In this session, Prof. Haldun Gϋlalup of Yulduz University, Turkey, who visited our program, gave a lecture titled “Secularism, Democracy and the AKP in Turkey”. Prof. Gϋlalup is a well known specialist in the study of secularism in Turkey as well as the comparison of laicite or secularism between the Turkish case and European countries. We were very much looking forward to listening to his lecture.
Gϋlalup began his lecture with an analysis of the claim that Islam is an exceptional religion. First he referred to the views of two very famous scholars of Islam, Ernest Gellner and Bernard Lewis. According to Gϋlalup, Gellner belives that Islam cannot be secularized, and Lewis regards Muslim societies as having an unchanging essence with Islam at their center. Prof. Gϋlalup believes that these views involve major problems. It is very problematic to explain everything by “Islam”. For example, both scholars explain the Wahhabi movement and the Iranian Islamic revolution through the common notion of “Islamic movements”. Moreover, many scholars who are very critical of Islam generalize Islam and Muslim societies based on the viewpoint of radical Islamist movements. At the same time, some Southern European and South American countries are not secularized. Thus Prof. Gϋlalup insists that it is impossible to explain an entire history by religion.
Based on these points, Prof. Gϋlalup moved to the Turkish case, which is quite often discussed from the viewpoint of the relationship between Islam and Democracy. Although Gellner thinks that Islam is unique among world religions, he regards Turkey as the exception within the exception. His argument seems contradictory. Thus Prof. Gϋlalup argued for the compatibility of Islam and democracy based on the analysis of the progress of the AKP (the Justice and Development Party) in recent day Turkey. The AKP is regarded as an Islamic party.
Prof. Gϋlalup showed that the support base for the AKP is mainly working class people. The voting of a wide range of the middle class resulted in the AKP’s progress throughout several national elections. On the other hand, as for Islam, we should note the Military’s pressure that caused the overthrow of Elbakan’s coalition cabinet in 1997, and the AKP’s emphasis on human rights and other universal catchwords, which are compatible with Turkey’s national principle of Secularism.

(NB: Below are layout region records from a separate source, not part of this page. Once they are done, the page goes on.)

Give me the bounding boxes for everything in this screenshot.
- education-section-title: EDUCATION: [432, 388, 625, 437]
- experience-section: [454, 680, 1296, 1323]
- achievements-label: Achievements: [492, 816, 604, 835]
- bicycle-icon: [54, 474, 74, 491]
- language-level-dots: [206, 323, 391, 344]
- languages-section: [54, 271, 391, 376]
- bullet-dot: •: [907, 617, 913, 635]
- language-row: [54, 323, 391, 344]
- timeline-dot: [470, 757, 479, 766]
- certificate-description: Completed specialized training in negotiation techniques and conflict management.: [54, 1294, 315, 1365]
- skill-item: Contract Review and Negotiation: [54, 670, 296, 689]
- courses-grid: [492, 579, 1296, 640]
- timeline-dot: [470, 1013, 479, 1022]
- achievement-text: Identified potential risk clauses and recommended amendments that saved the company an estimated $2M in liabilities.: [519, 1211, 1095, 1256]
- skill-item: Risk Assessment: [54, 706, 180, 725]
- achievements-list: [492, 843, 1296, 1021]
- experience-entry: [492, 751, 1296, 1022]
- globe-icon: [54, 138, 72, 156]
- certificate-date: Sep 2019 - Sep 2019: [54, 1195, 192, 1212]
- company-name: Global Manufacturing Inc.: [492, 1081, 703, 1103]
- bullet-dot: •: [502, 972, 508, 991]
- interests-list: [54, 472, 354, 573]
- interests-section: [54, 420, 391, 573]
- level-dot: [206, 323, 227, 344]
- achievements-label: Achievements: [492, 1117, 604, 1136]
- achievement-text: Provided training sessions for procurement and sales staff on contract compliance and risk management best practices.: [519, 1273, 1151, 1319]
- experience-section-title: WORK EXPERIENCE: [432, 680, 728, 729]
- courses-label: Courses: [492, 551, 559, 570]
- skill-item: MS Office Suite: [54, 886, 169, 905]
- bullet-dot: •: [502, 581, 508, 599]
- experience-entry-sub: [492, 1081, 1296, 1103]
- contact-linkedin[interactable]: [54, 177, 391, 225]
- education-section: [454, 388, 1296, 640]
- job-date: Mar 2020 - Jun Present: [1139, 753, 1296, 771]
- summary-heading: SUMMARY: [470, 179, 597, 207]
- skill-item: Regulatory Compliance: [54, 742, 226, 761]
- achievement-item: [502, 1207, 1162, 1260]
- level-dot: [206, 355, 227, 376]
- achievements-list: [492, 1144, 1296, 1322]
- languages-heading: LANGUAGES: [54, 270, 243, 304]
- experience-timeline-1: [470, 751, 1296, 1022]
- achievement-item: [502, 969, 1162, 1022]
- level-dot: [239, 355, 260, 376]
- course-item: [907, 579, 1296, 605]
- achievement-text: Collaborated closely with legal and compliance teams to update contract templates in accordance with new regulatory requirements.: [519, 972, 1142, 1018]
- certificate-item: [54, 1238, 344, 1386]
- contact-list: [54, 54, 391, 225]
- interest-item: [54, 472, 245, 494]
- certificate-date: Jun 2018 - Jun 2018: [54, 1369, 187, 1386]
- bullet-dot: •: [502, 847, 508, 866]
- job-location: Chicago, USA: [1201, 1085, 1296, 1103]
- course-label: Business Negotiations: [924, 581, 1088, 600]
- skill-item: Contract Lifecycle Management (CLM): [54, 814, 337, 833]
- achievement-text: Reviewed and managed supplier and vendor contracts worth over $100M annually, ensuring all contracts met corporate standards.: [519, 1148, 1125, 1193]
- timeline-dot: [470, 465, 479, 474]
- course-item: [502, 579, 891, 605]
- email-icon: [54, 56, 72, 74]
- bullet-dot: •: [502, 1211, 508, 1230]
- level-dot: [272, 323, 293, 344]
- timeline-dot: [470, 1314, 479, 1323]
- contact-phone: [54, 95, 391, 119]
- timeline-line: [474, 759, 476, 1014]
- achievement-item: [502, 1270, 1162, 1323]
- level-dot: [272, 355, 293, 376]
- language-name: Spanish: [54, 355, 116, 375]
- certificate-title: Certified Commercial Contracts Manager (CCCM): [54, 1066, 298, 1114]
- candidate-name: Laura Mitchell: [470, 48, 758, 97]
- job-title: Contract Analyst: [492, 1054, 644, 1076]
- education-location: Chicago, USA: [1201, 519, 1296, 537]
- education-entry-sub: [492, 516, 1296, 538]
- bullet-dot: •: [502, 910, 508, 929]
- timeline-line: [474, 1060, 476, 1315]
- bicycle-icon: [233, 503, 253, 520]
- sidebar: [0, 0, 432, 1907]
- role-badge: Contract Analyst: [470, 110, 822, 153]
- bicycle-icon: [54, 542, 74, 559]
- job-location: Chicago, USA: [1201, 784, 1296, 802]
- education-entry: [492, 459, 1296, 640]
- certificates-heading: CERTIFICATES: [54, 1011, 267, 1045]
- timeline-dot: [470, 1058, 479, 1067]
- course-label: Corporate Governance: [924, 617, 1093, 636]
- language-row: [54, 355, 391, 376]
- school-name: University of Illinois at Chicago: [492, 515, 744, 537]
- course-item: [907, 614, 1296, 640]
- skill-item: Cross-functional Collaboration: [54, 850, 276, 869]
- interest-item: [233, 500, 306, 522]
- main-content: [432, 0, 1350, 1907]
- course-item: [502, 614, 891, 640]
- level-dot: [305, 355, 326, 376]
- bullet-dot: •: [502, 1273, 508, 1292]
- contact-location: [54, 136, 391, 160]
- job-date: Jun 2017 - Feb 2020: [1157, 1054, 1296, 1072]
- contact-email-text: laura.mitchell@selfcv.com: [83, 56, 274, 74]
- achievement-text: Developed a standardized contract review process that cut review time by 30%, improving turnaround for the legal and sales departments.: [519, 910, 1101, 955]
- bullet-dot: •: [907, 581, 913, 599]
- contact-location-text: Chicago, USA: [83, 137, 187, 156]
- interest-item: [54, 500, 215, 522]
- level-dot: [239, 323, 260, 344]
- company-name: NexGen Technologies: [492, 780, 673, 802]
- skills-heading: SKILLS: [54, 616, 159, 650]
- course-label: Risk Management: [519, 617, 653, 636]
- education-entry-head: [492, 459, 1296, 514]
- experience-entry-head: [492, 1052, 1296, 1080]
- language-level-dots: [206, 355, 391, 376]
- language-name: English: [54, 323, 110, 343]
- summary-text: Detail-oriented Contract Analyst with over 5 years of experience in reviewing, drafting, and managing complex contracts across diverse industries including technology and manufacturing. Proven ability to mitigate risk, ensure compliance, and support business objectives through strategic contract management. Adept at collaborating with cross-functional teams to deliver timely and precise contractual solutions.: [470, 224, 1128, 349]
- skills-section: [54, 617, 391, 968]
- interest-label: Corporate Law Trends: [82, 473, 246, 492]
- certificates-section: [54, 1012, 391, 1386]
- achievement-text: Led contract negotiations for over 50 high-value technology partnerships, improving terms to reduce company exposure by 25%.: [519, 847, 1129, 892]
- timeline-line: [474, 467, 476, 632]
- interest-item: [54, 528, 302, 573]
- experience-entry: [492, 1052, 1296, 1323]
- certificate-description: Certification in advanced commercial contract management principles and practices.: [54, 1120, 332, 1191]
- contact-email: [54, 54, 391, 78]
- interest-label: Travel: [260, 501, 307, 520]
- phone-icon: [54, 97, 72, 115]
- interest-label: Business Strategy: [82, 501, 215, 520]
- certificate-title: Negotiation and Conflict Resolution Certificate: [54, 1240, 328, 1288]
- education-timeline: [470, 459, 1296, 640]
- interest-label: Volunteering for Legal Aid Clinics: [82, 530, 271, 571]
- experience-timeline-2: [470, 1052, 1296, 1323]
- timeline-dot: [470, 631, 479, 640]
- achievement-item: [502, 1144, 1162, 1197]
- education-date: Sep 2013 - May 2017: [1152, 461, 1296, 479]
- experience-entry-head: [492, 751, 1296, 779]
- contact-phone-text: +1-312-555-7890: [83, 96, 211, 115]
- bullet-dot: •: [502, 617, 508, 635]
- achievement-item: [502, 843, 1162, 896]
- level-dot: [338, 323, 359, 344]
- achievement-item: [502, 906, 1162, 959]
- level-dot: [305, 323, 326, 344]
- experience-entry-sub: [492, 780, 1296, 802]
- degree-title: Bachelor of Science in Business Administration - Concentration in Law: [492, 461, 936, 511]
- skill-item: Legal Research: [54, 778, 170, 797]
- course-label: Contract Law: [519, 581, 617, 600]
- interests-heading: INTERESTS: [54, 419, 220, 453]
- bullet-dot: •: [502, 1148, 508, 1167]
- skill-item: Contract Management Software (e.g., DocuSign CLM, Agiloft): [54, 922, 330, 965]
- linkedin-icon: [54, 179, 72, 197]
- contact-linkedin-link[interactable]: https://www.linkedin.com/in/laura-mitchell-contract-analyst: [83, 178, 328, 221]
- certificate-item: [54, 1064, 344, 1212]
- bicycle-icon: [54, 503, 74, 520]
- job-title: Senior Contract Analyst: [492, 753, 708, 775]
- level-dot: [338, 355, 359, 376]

One of the main reasons for the AKP’s progress is its friendly attitude toward Western countries. Second, its positive negotiations for Turkey becoming a member of EU. And third, the AKP government’s economic accomplishments. In comparison with past Islamic parties, the AKP won a great vote in the national elections. In 2002 it gained 37 percent of the votes, and 47 percent in 2007.
The AKP regards Islam as an “identity” and their policy toward religion is very liberal and tolerant. Their stance is widely accepted by the Turkish people who are almost all Muslim. Prof. Gϋlalup pointed out that the AKP’s progress shows that Islam and democracy are compatible. Lastly, he suggested that the fact that Turkey adopted economic growth together with political liberalism, while Turkish people preserve their Muslim identity, can modify the Euro-centric developmental model that is based on secularism.

Let me now move to the discussion. The first question was whether or not the concept of a Muslim society is adequate. Prof. Gϋlalup introduced the argument that a “Muslim society” does not exist. He added that Western European society, which is Christian, includes many varieties, and thus it is very difficult to conceptualize a society from the viewpoint of religion. Nevertheless, religion is also a very important factor. The second question was why should we answer the question whether Islam and democracy are compatible or not, since that to answer this question is itself a kind of admittance that Islam is exceptional. Prof. Gϋlalup approved this idea.
Thirdly, one of the participants referred to the fact that the scarf is regarded as an Islamic symbol, but wearing the scarf seems to contain some gender aspects. The question is how to divide religious belief and cultural identity. Prof. Gϋlalup admitted that this question is very meaningful, and that gender is also a very important issue. He added that some female Islamists use the scarf in order to show their religious belief publicly.
In order to prepare for Prof. Gϋlalup’s lecture, we have already discussed, based on Sawae’s book, the topic of Turkey’s Islamic parties, and the political history of recent Turkey. Prof. Gϋlalup’s arguments were very clear. We thus “experienced” the great divergence in the relations between Islam and democracy, as well as secularism in Turkey. At the same time, we feel our next task is to analyze the other areas and periods in line with Prof. Gϋlalup’s achievements.